Sementara persoalan yang tak kalah kuatnya menciptakan keterpurukan di Indonesia ini adalah maraknya kasus-kasus korupsi mulai dari pusat hingga ke daerah, bahkan lembaga-lembaga tinggi negara sekalipun, seperti Mahkamah Agung yang menyeret Artalyta Suryani (Ayin) dalam kasus penyuapan Jaksa Urip Tri Gunawan, di DPR RI, Al Amin Nur Nasution dengan Sekda Bintan, Azirwan, yang terlibat dalam kasus suap alih fungsi hutan lindung di Bintan, kepulauan Riau. Ada pula Bulyan Royan yang tertangkap atas kasus suap Tender Pengadaan Kapal Patroli Dirjen Dephub, belum dengan kasus BLBI yang mencapai hingga triliunan rupiah itu. Bahkan menurut Komisi Pemberantasan Korupsi (KPK) untuk pengadaan barang dan jasa saja dana Rp.400 triliun yang dianggarkan pemerintah kepada tiap departemen/ instansi baik di pusat atau di daerah sebanyak 30 persen selalu mengalami kebocoran akibat dikorupsi. (Pelita, 22/07/2008).
Begitu tinggi tingkat korupsi di negeri ini, dan begitu luas penyebaran para koruptornya. Dalam hal ini istilah “Korupsi Berjemaah” dari Amien Rais ataupun istilah “ditebang satu, tumbuh seribu” itu memang tepat menggambarkan gemparnya kasus-kasus korupsi yang tidak henti-hentinya melanda negeri ini. Ditangkap satu koruptor, muncul koruptor-koruptor lain yang sudah siap menggantikan posisinya sebagai orang yang merugikan jutaan rakyat itu. Negeri ini memang pas dikatakan lumbung para koruptor.
Jika persatuan dan kesatuan makin dihindari dengan selalu berpecah belah, dan praktek korupsi terus mengalir deras, seakan menjadi sesuatu yang legitimated bagi para pelakunya, bagaimana ruang kemerdekaan sejati akan terwujud? dan bagaimana mungkin wacana kemerdekaan yang terus berkelindan ini dapat diterapkan dan diisi sebaik mungkin jika kita, pemerintah kita, wakil kita di DPR, terus dikebiri dengan persoalan-persoalan semacam itu?

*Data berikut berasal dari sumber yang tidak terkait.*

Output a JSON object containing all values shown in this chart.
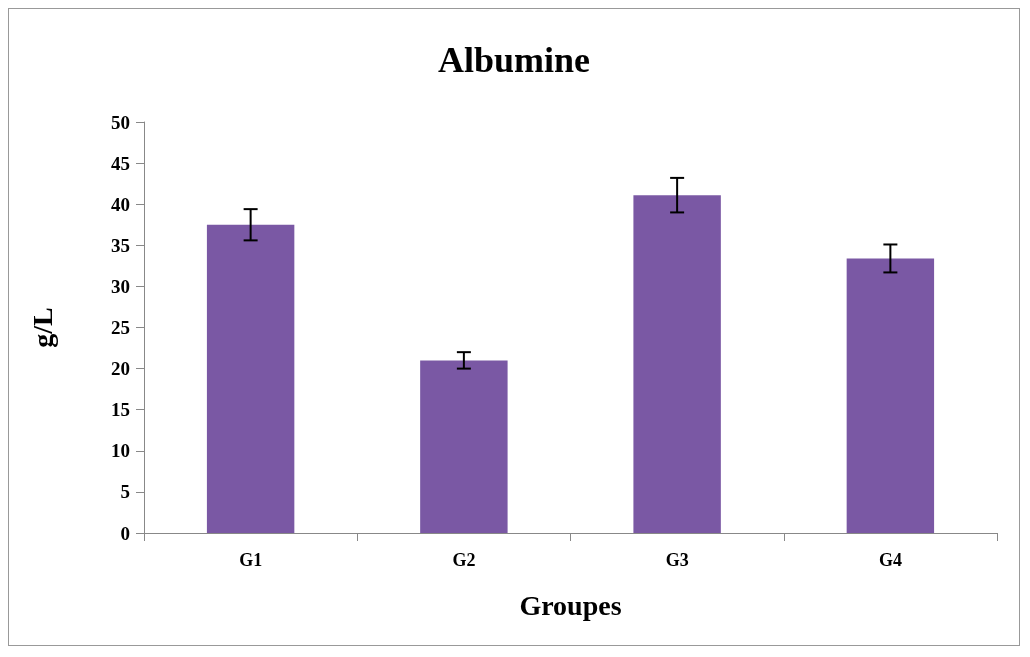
{
  "chart_data": {
    "type": "bar",
    "title": "Albumine",
    "xlabel": "Groupes",
    "ylabel": "g/L",
    "categories": [
      "G1",
      "G2",
      "G3",
      "G4"
    ],
    "values": [
      37.5,
      21.0,
      41.1,
      33.4
    ],
    "errors": [
      1.9,
      1.0,
      2.1,
      1.7
    ],
    "color": "#7a58a4",
    "ylim": [
      0,
      50
    ],
    "yticks": [
      0,
      5,
      10,
      15,
      20,
      25,
      30,
      35,
      40,
      45,
      50
    ],
    "grid": false
  }
}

Bukan tidak mungkin retorika kemerdekaan ke depan akan semakin usang dan semakin meninggalkan substansinya.
Maka, agar kemerdekaan betul-betul menemukan arah dan isinya, hal-hal yang dapat menghambat perjalanan stabilitas negara, termasuk perilaku korupsi dan pertikaian/ perpecahan yang menciderai persatuan dan kesatuan harus segera diakhiri. Kalau perpecahan harus segera dicarikan upaya mendinginkan suasananya, bukan malah makin “dikompori” oleh pihak-pihak tertentu. Sedangkan kalau perilaku korupsi harus ditindak seberat-beratnya, bahkan dengan hukuman mati sekalipun. Hal ini jika mengacu pada UU RI No. 20 tahun 2001 tentang perubahan atas UU No.31 tahun 1999 tentang pemberantasan tindak pidana korupsi, yakni Pasal 2 ayat 1, di mana pidana mati dapat dijatuhkan jika pidana korupsi dilakukan bila keadaan negara dalam bahaya, bencana alam nasional, pengulangan tindak pidana korupsi atau pada waktu negara dalam keadaan krisis ekonomi dan moneter. Ini bertujuan agar para pelakunya jera dan betul-betul takut akan resiko yang bakal diterimanya. Cara ini juga dilakukan agar aset-aset negara ke depan bisa diselamatkan, dan perekonomian negara juga semakin stabil, dan dengan begitu maka jati diri kemerdekaan akan lebih mudah ditemukan, di mana ketika itu rakyat merasakan betul apa arti kemerdekaan itu.

No comments:

Post a Comment

Leburkan semua unek-unekmu tentang blog ini...!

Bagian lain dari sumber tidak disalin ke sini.